The Dobzhansky and Muller (D-M) model explains the evolution of hybrid incompatibility (HI) through the interaction between lineage-specific derived alleles at two or more loci. In agreement with the expectation that HI results from functional divergence, many protein-coding genes that contribute to incompatibilities between species show signatures of adaptive evolution, including Lhr, which encodes a heterochromatin protein whose amino acid sequence has diverged extensively between Drosophila melanogaster and D. simulans by natural selection. The lethality of D. melanogaster/D. simulans F1 hybrid sons is rescued by removing D. simulans Lhr, but not D. melanogaster Lhr, suggesting that the lethal effect results from adaptive evolution in the D. simulans lineage. It has been proposed that adaptive protein divergence in Lhr reflects antagonistic coevolution with species-specific heterochromatin sequences and that defects in LHR protein localization cause hybrid lethality. Here we present surprising results that are inconsistent with this coding-sequence-based model. Using Lhr transgenes expressed under native conditions, we find no evidence that LHR localization differs between D. melanogaster and D. simulans, nor do we find evidence that it mislocalizes in their interspecific hybrids. Rather, we demonstrate that Lhr orthologs are differentially expressed in the hybrid background, with the levels of D. simulans Lhr double that of D. melanogaster Lhr. We further show that this asymmetric expression is caused by cis-by-trans regulatory divergence of Lhr. Therefore, the non-equivalent hybrid lethal effects of Lhr orthologs can be explained by asymmetric expression of a molecular function that is shared by both orthologs and thus was presumably inherited from the ancestral allele of Lhr. We present a model whereby hybrid lethality occurs by the interaction between evolutionarily ancestral and derived alleles.
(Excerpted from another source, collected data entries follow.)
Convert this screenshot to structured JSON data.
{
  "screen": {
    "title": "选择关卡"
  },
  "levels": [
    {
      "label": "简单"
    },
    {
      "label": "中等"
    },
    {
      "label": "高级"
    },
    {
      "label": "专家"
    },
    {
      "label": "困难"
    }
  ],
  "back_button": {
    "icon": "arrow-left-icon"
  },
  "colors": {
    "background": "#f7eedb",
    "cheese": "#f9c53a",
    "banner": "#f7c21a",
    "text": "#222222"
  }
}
多布然斯基-穆勒（Dobzhansky and Muller, D-M）模型通过两个或多个基因座上的谱系特异性衍生等位基因间的相互作用，阐释了杂交不亲和（hybrid incompatibility, HI）的演化进程。契合于‘杂交不亲和源自功能分化’的预期，诸多参与物种间杂交不亲和的蛋白编码基因均呈现适应性演化的特征，其中包括杂交致死拯救基因（Lethal hybrid rescue, Lhr）——该基因编码一种异染色质蛋白（heterochromatin protein），其氨基酸序列经自然选择作用在黑腹果蝇（Drosophila melanogaster）与拟暗果蝇（Drosophila simulans）间发生了广泛分化。黑腹果蝇与拟暗果蝇的F1杂交雄性子代的致死表型，可通过敲除拟暗果蝇的Lhr得以挽救，但敲除黑腹果蝇的Lhr则无此效果，这表明该致死效应源自拟暗果蝇谱系中的适应性演化。此前有研究提出，Lhr基因的适应性蛋白分化反映了其与物种特异性异染色质序列之间的拮抗协同进化，且LHR蛋白定位异常会导致杂交致死。本研究得到了与该基于编码序列的模型相悖的意外结果。我们使用在天然表达调控条件下的Lhr转基因构件，未发现黑腹果蝇与拟暗果蝇的LHR定位存在差异，也未发现LHR在二者的种间杂交子代中出现定位异常。与之相反，本研究证实Lhr直向同源基因（orthologs）在杂交遗传背景中呈现差异表达：拟暗果蝇Lhr的表达量为黑腹果蝇Lhr的两倍。进一步研究表明，这种不对称表达由Lhr基因的顺式-反式调控分化（cis-by-trans regulatory divergence）所导致。因此，Lhr直向同源基因所呈现的不等效杂交致死效应，可通过二者共有的分子功能的不对称表达得以解释——该分子功能推测均继承自Lhr的祖先等位基因。本研究提出了一个新模型，据此杂交致死由演化上的祖先等位基因与衍生等位基因之间的相互作用所引发。